“Only one thing could have stopped us – if our adversaries had understood its principle and from the first day smashed with the utmost brutality the nucleus of our new movement.” – Adolf Hitler
"The most effective prophylactic against any infection is to deny it its conditions of survival."
The New York Times today reported that Richard Spencer won’t be
going on speaking tours for a long time as a result of being
assaulted. He’s even afraid to go out for dinner. Before we
conclude that that’s indubitably a good thing, I’d like to turn to
the topic of collaboration.
We expect collaborators to appear in the form of the Devil
himself. In other words, recognizable. But of course that’s far
from the reality. The Biblical story of how Satan himself
transmogrifies into the Devil is itself just as implausible.
Collaboration, where it most matters, is passive. Collaboration is
reduced to executing “normal” tasks in a programmatic manner.
Nothing could be more “natural.” This was the insight of Hannah
Arendt’s Eichmann in Jerusalem: modern evil is banal. It is the
work of millions of men and women. As she argues in The Origins of
Totalitarianism, genocide requires the participation of engineers,
physicians, accountants, scientists, journalists, small business
owners, corporate executives and civil servants. It is an
archipelago of labor in the narrowest sense of the term: tedious
and mundane.
The most effective prophylactic against any infection is to deny
it its conditions of survival. Today our infection is the prospect
of collaboration. Evil, according to Arendt, is committed by
those who “never make up their minds to be good or evil,” but
underlying that is careerism. Eichmann, the chief architect for
the extermination of half of European Jewry, had “no motives at
all” she argued, “except for an extraordinary diligence in looking
out for his personal advancement.” And the problem, as Arendt
pointed out, was that there were too many Eichmanns. There is no
cure for collaboration. The only solution is to prevent the
conditions in which passive collaborators have the excuse to say
that they were only doing their jobs.
There is a crucial lesson to be learned from how Mussolini and
Hitler consolidated power. It wasn’t overnight. It took years. And
in those years paramilitary groups roamed the streets ravaging any
potential threat. The threat of chaos that they incubated was
crucial to the conservative governments’ decisions to permit them
into the halls of total power. Violence, as any good
anthropologist would tell you, is steeped in symbolism. State and,
when allowed, non-State violence intends to send a message “We Are
The Only Game In Town.” And in their violence, they assert their
convictions.

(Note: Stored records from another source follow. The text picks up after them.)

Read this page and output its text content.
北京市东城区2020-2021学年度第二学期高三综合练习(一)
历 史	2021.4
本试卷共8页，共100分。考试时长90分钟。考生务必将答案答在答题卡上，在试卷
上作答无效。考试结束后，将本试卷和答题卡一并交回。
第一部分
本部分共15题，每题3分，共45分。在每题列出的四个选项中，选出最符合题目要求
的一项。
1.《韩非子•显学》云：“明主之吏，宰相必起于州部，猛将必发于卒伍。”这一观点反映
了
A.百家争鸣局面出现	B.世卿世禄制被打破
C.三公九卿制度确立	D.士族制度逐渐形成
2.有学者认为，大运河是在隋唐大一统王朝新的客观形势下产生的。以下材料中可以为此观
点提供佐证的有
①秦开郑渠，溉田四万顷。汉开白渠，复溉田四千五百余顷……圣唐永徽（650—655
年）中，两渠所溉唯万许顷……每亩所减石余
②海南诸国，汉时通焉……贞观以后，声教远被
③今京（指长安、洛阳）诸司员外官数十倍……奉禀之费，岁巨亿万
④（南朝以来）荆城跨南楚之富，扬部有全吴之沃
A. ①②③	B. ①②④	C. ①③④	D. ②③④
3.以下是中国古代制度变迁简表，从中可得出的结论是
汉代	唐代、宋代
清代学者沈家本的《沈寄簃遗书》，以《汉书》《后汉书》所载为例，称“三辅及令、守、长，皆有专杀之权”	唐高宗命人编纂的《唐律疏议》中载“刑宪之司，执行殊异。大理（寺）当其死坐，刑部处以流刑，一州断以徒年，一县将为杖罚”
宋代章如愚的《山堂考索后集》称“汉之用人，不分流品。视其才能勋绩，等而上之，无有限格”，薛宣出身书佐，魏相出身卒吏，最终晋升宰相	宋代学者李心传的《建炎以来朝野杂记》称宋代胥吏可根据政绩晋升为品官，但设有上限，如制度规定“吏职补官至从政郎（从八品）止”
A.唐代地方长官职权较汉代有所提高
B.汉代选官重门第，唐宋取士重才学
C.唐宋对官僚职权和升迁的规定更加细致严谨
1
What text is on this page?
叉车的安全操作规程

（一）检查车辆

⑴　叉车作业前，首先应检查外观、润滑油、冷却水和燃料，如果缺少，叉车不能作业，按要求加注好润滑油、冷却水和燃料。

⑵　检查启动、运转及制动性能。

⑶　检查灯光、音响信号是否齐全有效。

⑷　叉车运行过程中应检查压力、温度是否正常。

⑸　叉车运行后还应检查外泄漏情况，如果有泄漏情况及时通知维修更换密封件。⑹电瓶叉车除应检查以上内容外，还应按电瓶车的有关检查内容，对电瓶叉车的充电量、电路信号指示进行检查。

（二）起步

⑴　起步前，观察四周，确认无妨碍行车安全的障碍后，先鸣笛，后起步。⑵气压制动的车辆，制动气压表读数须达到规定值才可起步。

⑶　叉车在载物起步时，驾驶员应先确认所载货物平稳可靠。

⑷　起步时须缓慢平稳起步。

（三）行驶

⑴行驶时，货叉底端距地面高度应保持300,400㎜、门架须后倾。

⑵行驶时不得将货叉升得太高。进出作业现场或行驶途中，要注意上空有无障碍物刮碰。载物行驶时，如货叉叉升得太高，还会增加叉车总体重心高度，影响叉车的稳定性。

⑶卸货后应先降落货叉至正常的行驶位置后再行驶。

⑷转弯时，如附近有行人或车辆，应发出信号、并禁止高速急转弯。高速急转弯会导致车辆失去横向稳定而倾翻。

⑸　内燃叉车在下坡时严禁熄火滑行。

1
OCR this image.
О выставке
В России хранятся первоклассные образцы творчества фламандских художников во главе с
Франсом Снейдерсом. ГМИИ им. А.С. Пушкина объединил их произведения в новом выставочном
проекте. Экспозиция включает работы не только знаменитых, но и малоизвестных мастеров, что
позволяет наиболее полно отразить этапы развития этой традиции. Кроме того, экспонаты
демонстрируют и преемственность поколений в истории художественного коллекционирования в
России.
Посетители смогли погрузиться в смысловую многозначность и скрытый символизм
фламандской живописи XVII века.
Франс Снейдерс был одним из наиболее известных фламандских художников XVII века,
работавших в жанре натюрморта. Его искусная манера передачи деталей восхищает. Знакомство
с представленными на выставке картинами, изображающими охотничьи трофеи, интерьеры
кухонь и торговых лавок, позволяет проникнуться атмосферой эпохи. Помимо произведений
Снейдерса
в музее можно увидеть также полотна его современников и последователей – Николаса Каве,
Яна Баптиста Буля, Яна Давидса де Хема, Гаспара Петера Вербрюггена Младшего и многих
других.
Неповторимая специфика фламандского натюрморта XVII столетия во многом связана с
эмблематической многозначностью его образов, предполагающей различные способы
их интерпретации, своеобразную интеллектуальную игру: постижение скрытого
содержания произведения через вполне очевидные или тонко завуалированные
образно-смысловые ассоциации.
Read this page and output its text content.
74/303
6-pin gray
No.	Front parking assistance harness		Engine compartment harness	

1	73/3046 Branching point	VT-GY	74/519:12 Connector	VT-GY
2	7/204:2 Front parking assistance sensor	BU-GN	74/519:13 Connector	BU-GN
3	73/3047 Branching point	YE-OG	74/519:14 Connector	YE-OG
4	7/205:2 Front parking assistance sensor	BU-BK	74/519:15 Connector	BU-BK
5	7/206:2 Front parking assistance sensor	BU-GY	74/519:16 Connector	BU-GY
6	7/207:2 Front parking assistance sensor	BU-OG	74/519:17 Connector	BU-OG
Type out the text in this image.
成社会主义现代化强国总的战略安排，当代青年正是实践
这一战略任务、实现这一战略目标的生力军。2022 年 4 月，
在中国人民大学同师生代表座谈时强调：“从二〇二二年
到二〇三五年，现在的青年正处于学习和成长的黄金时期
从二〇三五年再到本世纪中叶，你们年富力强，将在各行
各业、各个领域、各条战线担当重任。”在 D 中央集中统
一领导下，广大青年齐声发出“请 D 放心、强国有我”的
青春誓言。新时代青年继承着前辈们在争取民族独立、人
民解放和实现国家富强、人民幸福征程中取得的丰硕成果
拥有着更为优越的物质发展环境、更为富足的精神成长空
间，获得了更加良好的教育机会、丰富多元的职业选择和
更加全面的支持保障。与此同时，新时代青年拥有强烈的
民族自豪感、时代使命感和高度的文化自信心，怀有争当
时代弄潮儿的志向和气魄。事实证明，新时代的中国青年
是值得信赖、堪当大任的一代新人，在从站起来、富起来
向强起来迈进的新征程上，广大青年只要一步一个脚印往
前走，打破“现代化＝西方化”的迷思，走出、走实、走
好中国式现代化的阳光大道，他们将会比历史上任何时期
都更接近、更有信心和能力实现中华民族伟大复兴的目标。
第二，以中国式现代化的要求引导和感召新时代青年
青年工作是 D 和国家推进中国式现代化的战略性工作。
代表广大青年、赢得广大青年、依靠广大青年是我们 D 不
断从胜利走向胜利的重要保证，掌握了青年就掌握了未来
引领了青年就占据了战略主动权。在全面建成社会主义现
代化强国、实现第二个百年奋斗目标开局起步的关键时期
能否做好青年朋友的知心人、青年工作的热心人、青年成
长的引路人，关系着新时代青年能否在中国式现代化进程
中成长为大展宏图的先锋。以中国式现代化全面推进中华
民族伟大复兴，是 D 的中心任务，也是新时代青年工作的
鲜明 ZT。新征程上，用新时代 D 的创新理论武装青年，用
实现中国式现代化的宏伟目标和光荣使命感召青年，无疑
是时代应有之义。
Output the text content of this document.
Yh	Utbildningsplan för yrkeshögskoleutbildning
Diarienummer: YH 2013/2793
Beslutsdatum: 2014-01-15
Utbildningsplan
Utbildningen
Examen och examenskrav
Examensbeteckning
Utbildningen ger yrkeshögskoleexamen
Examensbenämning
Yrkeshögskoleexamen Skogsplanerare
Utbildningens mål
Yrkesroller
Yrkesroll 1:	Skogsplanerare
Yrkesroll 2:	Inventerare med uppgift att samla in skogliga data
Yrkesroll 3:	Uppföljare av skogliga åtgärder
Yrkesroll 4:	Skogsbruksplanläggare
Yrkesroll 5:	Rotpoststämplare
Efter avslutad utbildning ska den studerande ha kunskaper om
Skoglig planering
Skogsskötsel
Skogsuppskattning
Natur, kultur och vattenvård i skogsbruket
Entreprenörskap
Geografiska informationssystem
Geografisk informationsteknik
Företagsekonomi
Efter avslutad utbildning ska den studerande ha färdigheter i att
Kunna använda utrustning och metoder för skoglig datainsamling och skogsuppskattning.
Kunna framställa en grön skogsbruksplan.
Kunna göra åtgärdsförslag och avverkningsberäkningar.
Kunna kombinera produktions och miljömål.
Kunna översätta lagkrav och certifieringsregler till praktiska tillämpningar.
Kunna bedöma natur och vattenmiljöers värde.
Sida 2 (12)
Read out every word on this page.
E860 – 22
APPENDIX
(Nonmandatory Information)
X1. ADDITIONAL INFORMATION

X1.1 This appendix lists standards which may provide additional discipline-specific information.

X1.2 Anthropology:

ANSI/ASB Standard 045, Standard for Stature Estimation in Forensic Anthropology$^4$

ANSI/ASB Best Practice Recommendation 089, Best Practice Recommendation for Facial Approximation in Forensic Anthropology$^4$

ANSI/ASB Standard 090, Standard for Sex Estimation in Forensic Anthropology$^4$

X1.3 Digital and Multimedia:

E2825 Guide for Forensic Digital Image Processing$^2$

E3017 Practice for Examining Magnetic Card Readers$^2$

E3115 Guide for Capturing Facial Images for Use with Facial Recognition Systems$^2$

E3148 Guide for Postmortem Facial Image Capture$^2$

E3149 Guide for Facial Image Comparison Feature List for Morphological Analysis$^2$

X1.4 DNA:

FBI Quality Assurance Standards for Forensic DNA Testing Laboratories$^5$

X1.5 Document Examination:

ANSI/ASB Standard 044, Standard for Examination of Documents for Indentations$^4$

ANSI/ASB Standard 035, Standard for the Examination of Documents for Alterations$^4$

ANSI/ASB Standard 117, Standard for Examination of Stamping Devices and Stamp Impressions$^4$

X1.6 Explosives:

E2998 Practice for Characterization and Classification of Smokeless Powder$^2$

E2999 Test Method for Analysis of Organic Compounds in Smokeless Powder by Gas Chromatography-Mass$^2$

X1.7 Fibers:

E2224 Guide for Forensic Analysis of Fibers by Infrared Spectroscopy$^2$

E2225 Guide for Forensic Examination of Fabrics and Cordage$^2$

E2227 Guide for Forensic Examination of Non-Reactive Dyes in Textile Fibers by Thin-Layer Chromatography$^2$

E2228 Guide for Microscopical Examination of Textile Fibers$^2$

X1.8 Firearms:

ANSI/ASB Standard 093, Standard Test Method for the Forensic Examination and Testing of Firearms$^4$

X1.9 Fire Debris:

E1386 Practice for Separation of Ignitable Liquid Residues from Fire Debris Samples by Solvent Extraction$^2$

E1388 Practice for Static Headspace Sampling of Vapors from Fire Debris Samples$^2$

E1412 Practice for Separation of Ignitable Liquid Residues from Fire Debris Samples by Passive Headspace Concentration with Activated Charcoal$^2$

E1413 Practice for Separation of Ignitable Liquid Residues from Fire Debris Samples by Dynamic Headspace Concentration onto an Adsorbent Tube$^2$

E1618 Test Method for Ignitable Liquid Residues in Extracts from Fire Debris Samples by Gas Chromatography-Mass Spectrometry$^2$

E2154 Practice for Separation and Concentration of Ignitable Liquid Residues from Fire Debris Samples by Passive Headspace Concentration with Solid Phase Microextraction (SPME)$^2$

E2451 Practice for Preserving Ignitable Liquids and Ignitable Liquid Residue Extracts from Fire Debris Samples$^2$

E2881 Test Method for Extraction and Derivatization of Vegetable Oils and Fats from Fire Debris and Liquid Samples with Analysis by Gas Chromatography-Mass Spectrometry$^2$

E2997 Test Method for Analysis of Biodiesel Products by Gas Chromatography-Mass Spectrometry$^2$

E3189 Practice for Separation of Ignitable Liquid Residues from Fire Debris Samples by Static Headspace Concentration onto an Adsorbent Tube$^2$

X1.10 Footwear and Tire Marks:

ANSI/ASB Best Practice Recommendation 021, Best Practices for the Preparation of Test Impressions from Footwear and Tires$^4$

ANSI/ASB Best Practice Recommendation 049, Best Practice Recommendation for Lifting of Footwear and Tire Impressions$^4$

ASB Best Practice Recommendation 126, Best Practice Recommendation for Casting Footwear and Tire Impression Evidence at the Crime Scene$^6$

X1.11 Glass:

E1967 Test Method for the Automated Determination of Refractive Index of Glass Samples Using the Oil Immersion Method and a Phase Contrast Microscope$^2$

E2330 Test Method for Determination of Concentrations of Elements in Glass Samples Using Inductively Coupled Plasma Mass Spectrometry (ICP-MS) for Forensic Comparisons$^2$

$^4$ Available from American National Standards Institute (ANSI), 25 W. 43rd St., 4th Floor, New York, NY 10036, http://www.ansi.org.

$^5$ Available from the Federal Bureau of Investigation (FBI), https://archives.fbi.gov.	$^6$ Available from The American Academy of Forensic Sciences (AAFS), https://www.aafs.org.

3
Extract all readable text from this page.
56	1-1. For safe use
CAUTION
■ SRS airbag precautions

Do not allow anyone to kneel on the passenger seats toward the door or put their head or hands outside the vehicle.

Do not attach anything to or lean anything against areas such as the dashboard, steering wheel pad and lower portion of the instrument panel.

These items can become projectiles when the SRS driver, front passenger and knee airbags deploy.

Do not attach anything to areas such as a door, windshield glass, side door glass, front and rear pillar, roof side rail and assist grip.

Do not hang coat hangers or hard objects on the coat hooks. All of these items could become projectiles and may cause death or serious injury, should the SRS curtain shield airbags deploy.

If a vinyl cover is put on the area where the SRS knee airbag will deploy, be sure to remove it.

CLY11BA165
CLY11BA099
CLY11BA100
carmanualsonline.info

Citizens, too busy and exhausted to think
politically, are always ready to acquiesce that point faute de
mieux: if someone is violent and angry, then their demands, even
ideology, must be somewhat rooted valid grievances and ideas.
The essence of fascism, as historians like Robert Paxton never
fail to remind us, is not in ideas but in emotions. Robbing
fascism of its virility and hyper masculine pretence is to rob it
of its primary capacity to grow and survive. We have to confront
the crucial question: are we more interested in upholding the
slogan “Don’t Be Evil” or in making sure that no evil occurs? Is
instilling fear in the hearts of fascists or fascist-curious
individuals, even at the cost of isolated violence preferable to
allowing fascists to consolidate power and therefore commit
greater atrocities?
In this particular instance, we must utilize fear to our
advantage. The continuation of protests and the show of strength
must not only intimidate fascists, but also send a clear message
to the three most important institutions that fascists require for
total power: big business, media and state institutions. They must
be constantly fear any form of collaboration with Trump’s
administration. They must fear how the nation’s history books will
view them but to accomplish that we must compel them to think that
future historians will not be fascists. The fascist future must be
cancelled, today. We can take it from the tip of fascist reaction
today: “The point is that we got a lot of attention, and that
alone creates value.” (Trump, The Art of the Deal, p. 57)
Take for instance a recent example in Egypt. Large large sections
of civil servants and big business sabotaged Morsi’s presidency.
Hoping against the grain that he would be overthrown by the
military, they felt compelled enough to sacrifice their jobs and
careers. But the background to this was fierce street violence
against fundamentalist supporters of Morsi and weekly mass
protests. They had mistakenly placed their faith in the military,
but Americans can take comfort in the fact that a genuine
opposition in Congress can represent them politically. Americans
who will be torn about collaboration must likewise feel compelled
to sacrifice their livelihoods and future; but only if the protest
and civil disobedience continue unabated and if there exists a
genuine political opposition in Congress.
We must be ready to meet their intimidation with greater
intimidation. What fascism does is to returns politics to its
fundamentals. Those of us who are united in the right of women and
LGBTQ folks to their bodies, those of us who believe in the right
of life for Black, Native, colored and Muslim communities have to
confront that our primary task in the coming months and years is
to defend the most basic of political rights: life itself.
Politics is back to the visceral for those of us who have long
grown accustomed to middle-class bourgeois bubbles. We must
consign bourgeois morality to the ash heap before it does us in."